Nie dostał zamówienia, więc zdemolował lokal. Straty oszacowano na 10 tys. zł
Popularny slogan reklamowy głosi, że głodny nie jesteś sobą. Przekonali się o tym pracownicy jednego z sopockich kebabów, którzy nie obsłużyli mężczyzny, który w rewanżu zdemolował lokal.
Około godz. 5:00 do jednego z sopockich kebabów zapukało dwoje ludzi - barczysty, atletycznie zbudowany mężczyzna oraz towarzysząca jemu kobieta. Obsługa właśnie kończyła sprzątanie i przygotowywała się do opuszczenia lokalu. Mężczyzna w agresywny sposób zażądał kebaba. Nie docierały do niego tłumaczenia obsługi, że lokal jest już zamknięty dla klientów. Nie reagował również na prośby o opuszczenie knajpy. Po chwili przepychanek słownych zaczął się awanturować.
Mężczyzna chciał podejść do stojącego za barem kucharza, ale dwóm innym pracownikom obsługi udało się doskoczyć szybko do kolegi. We trzech próbowali obezwładnić mężczyznę i wyprowadzić go z lokalu, ale ten nie dawał za wygraną. W efekcie zamieszania oraz szamotaniny, jeden z pracowników poślizgnął się na posadzce i uderzył głową w blat stołu. Wówczas w lokalu pojawił się patrol policji. Nie wpłynęło to na zamiary napastnika, który nadal próbował złapać kucharza stojącego za barem. Nie zważając na obecność policjanta zaczął gonić wspomnianego pracownika obsługi, który przez zaplecza zdołał wybiec na zewnątrz.

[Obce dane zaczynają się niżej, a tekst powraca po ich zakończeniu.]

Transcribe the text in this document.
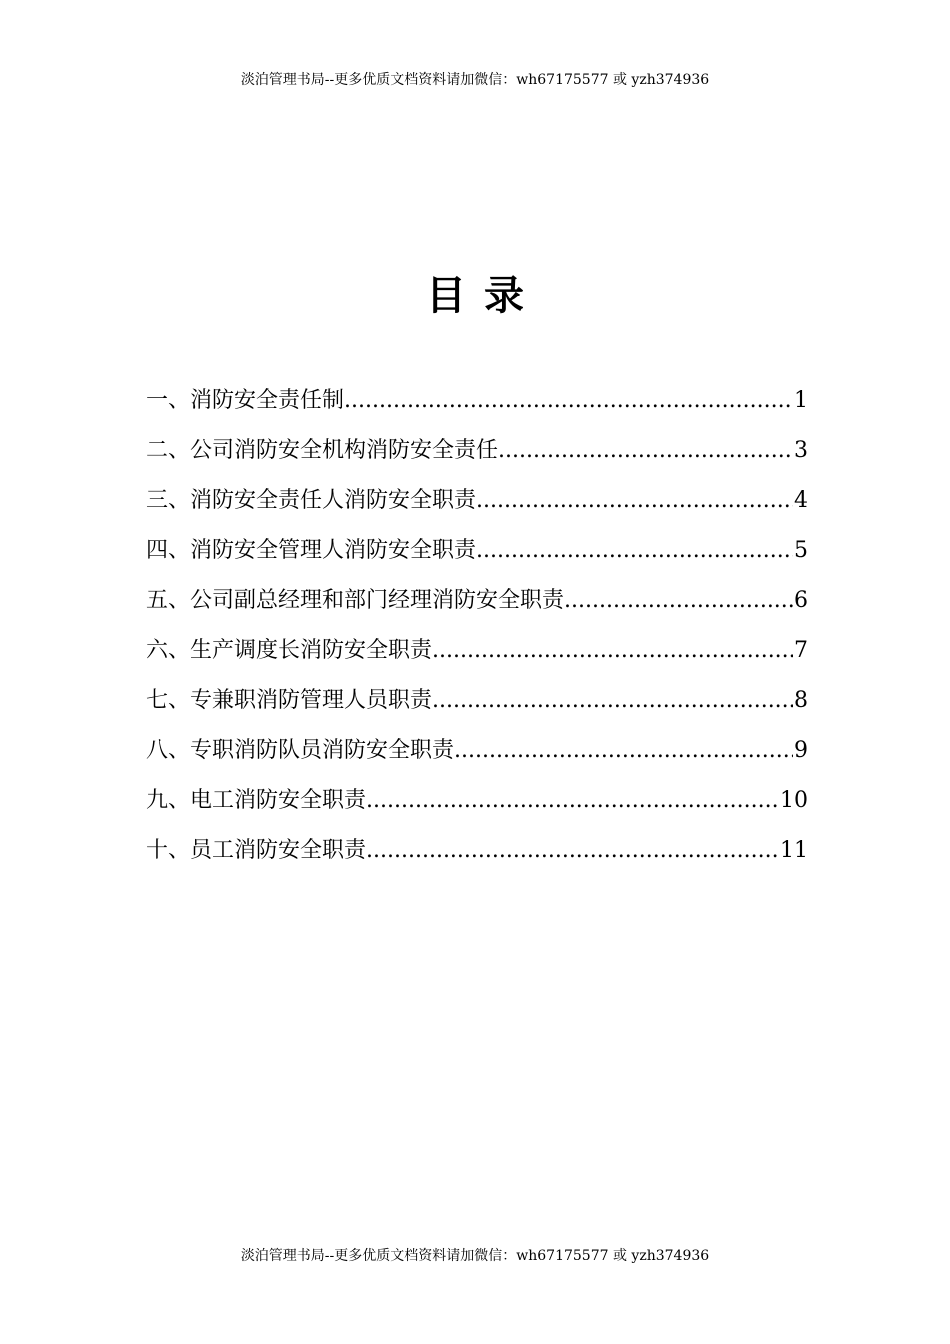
淡泊管理书局--更多优质文档资料请加微信：wh67175577 或 yzh374936
目录
一、消防安全责任制 .....	1
二、公司消防安全机构消防安全责任 .....	3
三、消防安全责任人消防安全职责 .....	4
四、消防安全管理人消防安全职责 .....	5
五、公司副总经理和部门经理消防安全职责 .....	6
六、生产调度长消防安全职责 .....	7
七、专兼职消防管理人员职责 .....	8
八、专职消防队员消防安全职责 .....	9
九、电工消防安全职责 .....	10
十、员工消防安全职责 .....	11
淡泊管理书局--更多优质文档资料请加微信：wh67175577 或 yzh374936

Po chwili z lokalu wybiegli uciekający kucharz, ścigający go mężczyzna oraz biegnący za nimi policjant. Drugi ze stróżów prawa został na miejscu i zatrzymał partnerkę napastnika, a także udzielił poszkodowanemu pierwszej pomocy i wezwał karetkę pogotowia. Kucharzowi udało się ujść cało i po chwili wrócił do swojego miejsca pracy, niestety goniący go mężczyzna zdołał uciec.
Gdy personel posprzątał lokal po całym zajściu i przygotowywał się do zamknięcia, do lokalu wszedł mężczyzna w kapturze z metalową rurą w ręce, który od razu zaczął wybijać wszystkie szyby. Obecni w środku pracownicy pochowali się ze strachu. Właściciel lokalu podejrzewa o sprawstwo nieobsłużonego klienta. Straty w postaci wybitych szyb oraz przeszklonych drzwi oszacowano na 10 tys. zł.
Policji do tej pory nie udało się ustalić, kim był sprawca oraz jak wyglądał. Nagrania z monitoringu wskazują, że sprawcą był „idealny nikt”, czyli osoba, która nie ma żadnych cech szczególnych. - Policjanci rozpytali świadków zdarzenia. Na razie nie udało się ująć mężczyzny. Pracujemy nad sprawą, dlatego nie chciałabym teraz zdradzać więcej szczegółów - powiedziała Bożena Domagała z komendy w Sopocie.